Persuaded by the logic, enough companies are flying workers around that Statoil thinks it can make money handling them. Already, its Leismer aerodrome, set up as a separate corporation with Thai company PTTEP, welcomes flights chartered by ConocoPhillips, Cenovus Energy Inc., Petrobank Energy and Resources Ltd., and Harvest Operations Corp. – each of which pays landing fees to touch down there.

Sometimes, as many as eight aircraft are on the ground at once. And with forecasts suggesting substantial growth – Statoil alone sees its output growing 20,000 barrels a day to 80,000, an increase that will bring far more people – the company has already sketched out the next steps to expand the airport.

"We would need to build a taxiway so that we could station aircraft ready for takeoff and landing off the airstrip," said Brian Blattler, Statoil's vice-president of commercial affairs. "It's our ambition that we become a hub – a regional airport."

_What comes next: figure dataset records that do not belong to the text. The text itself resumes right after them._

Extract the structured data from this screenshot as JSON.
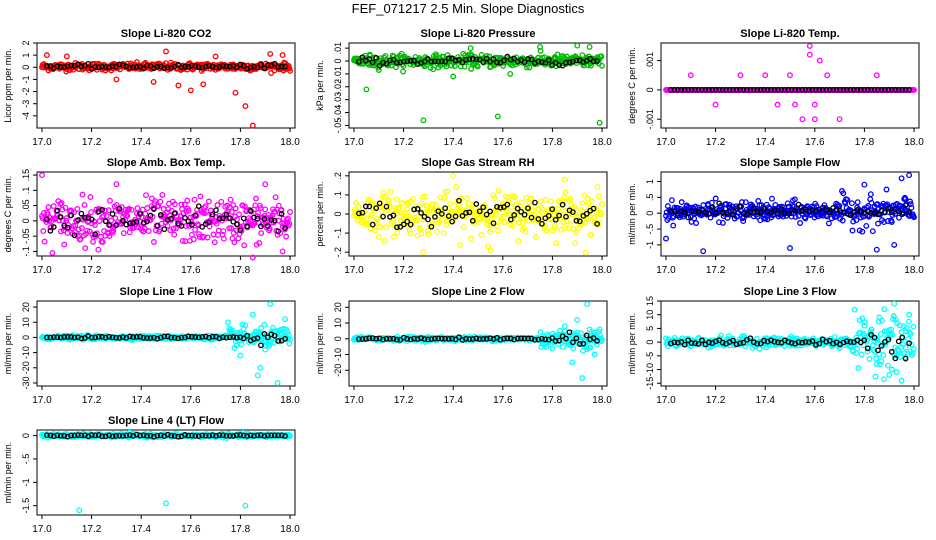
{
  "title": "FEF_071217  2.5 Min. Slope Diagnostics",
  "chart_data": [
    {
      "type": "scatter",
      "title": "Slope Li-820 CO2",
      "ylabel": "Licor ppm per min.",
      "xlim": [
        16.98,
        18.02
      ],
      "ylim": [
        -5,
        2
      ],
      "xticks": [
        "17.0",
        "17.2",
        "17.4",
        "17.6",
        "17.8",
        "18.0"
      ],
      "yticks": [
        -4,
        -3,
        -2,
        -1,
        0,
        1,
        2
      ],
      "color": "#ff0000",
      "center": 0.05,
      "spread": 0.25,
      "outliers": [
        [
          17.02,
          1.0
        ],
        [
          17.1,
          0.9
        ],
        [
          17.3,
          -1.0
        ],
        [
          17.45,
          -1.2
        ],
        [
          17.55,
          -1.5
        ],
        [
          17.6,
          -1.9
        ],
        [
          17.65,
          -1.4
        ],
        [
          17.7,
          0.9
        ],
        [
          17.78,
          -2.1
        ],
        [
          17.82,
          -3.2
        ],
        [
          17.85,
          -4.8
        ],
        [
          17.92,
          1.1
        ],
        [
          17.97,
          1.0
        ],
        [
          17.5,
          1.3
        ]
      ]
    },
    {
      "type": "scatter",
      "title": "Slope Li-820 Pressure",
      "ylabel": "kPa per min.",
      "xlim": [
        16.98,
        18.02
      ],
      "ylim": [
        -0.052,
        0.014
      ],
      "xticks": [
        "17.0",
        "17.2",
        "17.4",
        "17.6",
        "17.8",
        "18.0"
      ],
      "yticks": [
        -0.05,
        -0.04,
        -0.03,
        -0.02,
        -0.01,
        0,
        0.01
      ],
      "color": "#00bb00",
      "center": 0.0,
      "spread": 0.004,
      "outliers": [
        [
          17.05,
          -0.022
        ],
        [
          17.28,
          -0.046
        ],
        [
          17.4,
          -0.012
        ],
        [
          17.58,
          -0.043
        ],
        [
          17.63,
          -0.01
        ],
        [
          17.99,
          -0.048
        ],
        [
          17.9,
          0.012
        ],
        [
          17.75,
          0.011
        ],
        [
          17.47,
          0.01
        ],
        [
          17.95,
          0.011
        ]
      ]
    },
    {
      "type": "scatter",
      "title": "Slope Li-820 Temp.",
      "ylabel": "degrees C per min.",
      "xlim": [
        16.98,
        18.02
      ],
      "ylim": [
        -0.0013,
        0.0016
      ],
      "xticks": [
        "17.0",
        "17.2",
        "17.4",
        "17.6",
        "17.8",
        "18.0"
      ],
      "yticks": [
        -0.001,
        0,
        0.001
      ],
      "color": "#ff00ff",
      "center": 0,
      "spread": 0,
      "outliers": [
        [
          17.1,
          0.0005
        ],
        [
          17.2,
          -0.0005
        ],
        [
          17.3,
          0.0005
        ],
        [
          17.45,
          -0.0005
        ],
        [
          17.5,
          0.0005
        ],
        [
          17.55,
          -0.001
        ],
        [
          17.58,
          0.0015
        ],
        [
          17.6,
          -0.0005
        ],
        [
          17.62,
          0.001
        ],
        [
          17.65,
          0.0005
        ],
        [
          17.7,
          -0.001
        ],
        [
          17.58,
          0.0012
        ],
        [
          17.85,
          0.0005
        ],
        [
          17.6,
          -0.001
        ],
        [
          17.4,
          0.0005
        ],
        [
          17.52,
          -0.0005
        ]
      ]
    },
    {
      "type": "scatter",
      "title": "Slope Amb. Box Temp.",
      "ylabel": "degrees C per min.",
      "xlim": [
        16.98,
        18.02
      ],
      "ylim": [
        -0.115,
        0.16
      ],
      "xticks": [
        "17.0",
        "17.2",
        "17.4",
        "17.6",
        "17.8",
        "18.0"
      ],
      "yticks": [
        -0.1,
        -0.05,
        0,
        0.05,
        0.1,
        0.15
      ],
      "color": "#ff00ff",
      "center": 0.0,
      "spread": 0.06,
      "outliers": [
        [
          17.0,
          0.15
        ],
        [
          17.3,
          0.12
        ],
        [
          17.85,
          -0.12
        ],
        [
          17.9,
          0.12
        ],
        [
          17.97,
          -0.1
        ]
      ]
    },
    {
      "type": "scatter",
      "title": "Slope Gas Stream RH",
      "ylabel": "percent per min.",
      "xlim": [
        16.98,
        18.02
      ],
      "ylim": [
        -0.22,
        0.22
      ],
      "xticks": [
        "17.0",
        "17.2",
        "17.4",
        "17.6",
        "17.8",
        "18.0"
      ],
      "yticks": [
        -0.2,
        -0.1,
        0,
        0.1,
        0.2
      ],
      "color": "#ffff00",
      "center": 0.0,
      "spread": 0.09,
      "outliers": [
        [
          17.28,
          -0.2
        ],
        [
          17.4,
          0.2
        ],
        [
          17.55,
          -0.19
        ],
        [
          17.85,
          0.18
        ]
      ]
    },
    {
      "type": "scatter",
      "title": "Slope Sample Flow",
      "ylabel": "ml/min per min.",
      "xlim": [
        16.98,
        18.02
      ],
      "ylim": [
        -1.35,
        1.3
      ],
      "xticks": [
        "17.0",
        "17.2",
        "17.4",
        "17.6",
        "17.8",
        "18.0"
      ],
      "yticks": [
        -1,
        -0.5,
        0,
        0.5,
        1
      ],
      "color": "#0000ff",
      "center": 0.05,
      "spread": 0.25,
      "outliers": [
        [
          17.0,
          -0.8
        ],
        [
          17.15,
          -1.2
        ],
        [
          17.5,
          -1.1
        ],
        [
          17.85,
          -1.15
        ],
        [
          17.98,
          1.2
        ],
        [
          17.92,
          -1.0
        ],
        [
          17.8,
          0.9
        ],
        [
          17.95,
          1.1
        ]
      ]
    },
    {
      "type": "scatter",
      "title": "Slope Line 1 Flow",
      "ylabel": "ml/min per min.",
      "xlim": [
        16.98,
        18.02
      ],
      "ylim": [
        -32,
        24
      ],
      "xticks": [
        "17.0",
        "17.2",
        "17.4",
        "17.6",
        "17.8",
        "18.0"
      ],
      "yticks": [
        -30,
        -20,
        -10,
        0,
        10,
        20
      ],
      "color": "#00ffff",
      "center": 0,
      "spread": 1,
      "outliers": [
        [
          17.75,
          10
        ],
        [
          17.8,
          -12
        ],
        [
          17.85,
          15
        ],
        [
          17.88,
          -20
        ],
        [
          17.92,
          22
        ],
        [
          17.95,
          -30
        ],
        [
          17.98,
          12
        ],
        [
          17.9,
          -8
        ],
        [
          17.82,
          8
        ],
        [
          17.87,
          -25
        ]
      ]
    },
    {
      "type": "scatter",
      "title": "Slope Line 2 Flow",
      "ylabel": "ml/min per min.",
      "xlim": [
        16.98,
        18.02
      ],
      "ylim": [
        -30,
        24
      ],
      "xticks": [
        "17.0",
        "17.2",
        "17.4",
        "17.6",
        "17.8",
        "18.0"
      ],
      "yticks": [
        -20,
        -10,
        0,
        10,
        20
      ],
      "color": "#00ffff",
      "center": 0,
      "spread": 1,
      "outliers": [
        [
          17.8,
          -6
        ],
        [
          17.85,
          8
        ],
        [
          17.88,
          -15
        ],
        [
          17.9,
          12
        ],
        [
          17.92,
          -25
        ],
        [
          17.94,
          22
        ],
        [
          17.97,
          -10
        ],
        [
          17.99,
          6
        ]
      ]
    },
    {
      "type": "scatter",
      "title": "Slope Line 3 Flow",
      "ylabel": "ml/min per min.",
      "xlim": [
        16.98,
        18.02
      ],
      "ylim": [
        -16,
        15
      ],
      "xticks": [
        "17.0",
        "17.2",
        "17.4",
        "17.6",
        "17.8",
        "18.0"
      ],
      "yticks": [
        -15,
        -10,
        -5,
        0,
        5,
        10,
        15
      ],
      "color": "#00ffff",
      "center": 0,
      "spread": 1.5,
      "outliers": [
        [
          17.8,
          6
        ],
        [
          17.85,
          -8
        ],
        [
          17.88,
          12
        ],
        [
          17.9,
          -12
        ],
        [
          17.92,
          14
        ],
        [
          17.95,
          -14
        ],
        [
          17.98,
          10
        ],
        [
          17.93,
          -5
        ],
        [
          17.86,
          9
        ]
      ]
    },
    {
      "type": "scatter",
      "title": "Slope Line 4 (LT) Flow",
      "ylabel": "ml/min per min.",
      "xlim": [
        16.98,
        18.02
      ],
      "ylim": [
        -1.7,
        0.12
      ],
      "xticks": [
        "17.0",
        "17.2",
        "17.4",
        "17.6",
        "17.8",
        "18.0"
      ],
      "yticks": [
        -1.5,
        -1,
        -0.5,
        0
      ],
      "color": "#00ffff",
      "center": 0,
      "spread": 0.03,
      "outliers": [
        [
          17.15,
          -1.6
        ],
        [
          17.5,
          -1.45
        ],
        [
          17.82,
          -1.5
        ]
      ]
    }
  ]
}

The practice of flying workers is not without controversy. It has infuriated officials in Fort McMurray, which see oil sands airplanes carrying away jobs from the municipality. Environmental groups see aviation as enabling a level of activity they see as unsustainable. "You obviously want to ensure that socio-economic benefits are optimized. And if it's all fly-in, fly-out labour, it's not clear that's the case," said Simon Dyer, policy director at the Pembina Institute, a Calgary-based environmental advocate.

The Fort McMurray airport authority, too, is gearing up against private oil sands aerodromes that, while equipped with safety equipment, are not certified by Transport Canada and don't maintain the same standards. Fort McMurray airport is now building a new terminal five times the size of its current building. It's also engaged in a new regional transportation plan, which involves new roads and bridges to speed ground traffic. When that is built, the airport hopes it can woo planes back to its tarmac.

For now, though, Air Oil Sands is flourishing.

At Devon's Kirby, the equipment is all brand new: a new sweeper, de-icing machine and mauler – used for snow removal. Much more is coming. Devon has plans to build a series of buildings, including a new terminal, equipment shed and accommodations for the staff that will maintain the strip 24 hours a day. A wider, thicker runway will land bigger aircraft, and a paved apron will provide parking for up to six planes.

Because, of course, they're preparing for growth. Industrial plans for this area, a two-hour drive south of Fort McMurray, show the next five years could see the arrival of 20,000 new workers.

And a good chunk of them will come by air, arriving from across the country – and, indeed, the world – to skim over the forests of northeastern Alberta and build the next generation of Canada's oil works.

"Today, we bring people in here from Calgary, Edmonton and Lethbridge," said Nick Geib, a Devon manager responsible for Kirby, as he stands beside the runway in the trees.

"But we could bring them in from anywhere as our level of labour rises. You can't source everyone from Edmonton and Calgary. There's not enough people ready to work in the oil patch."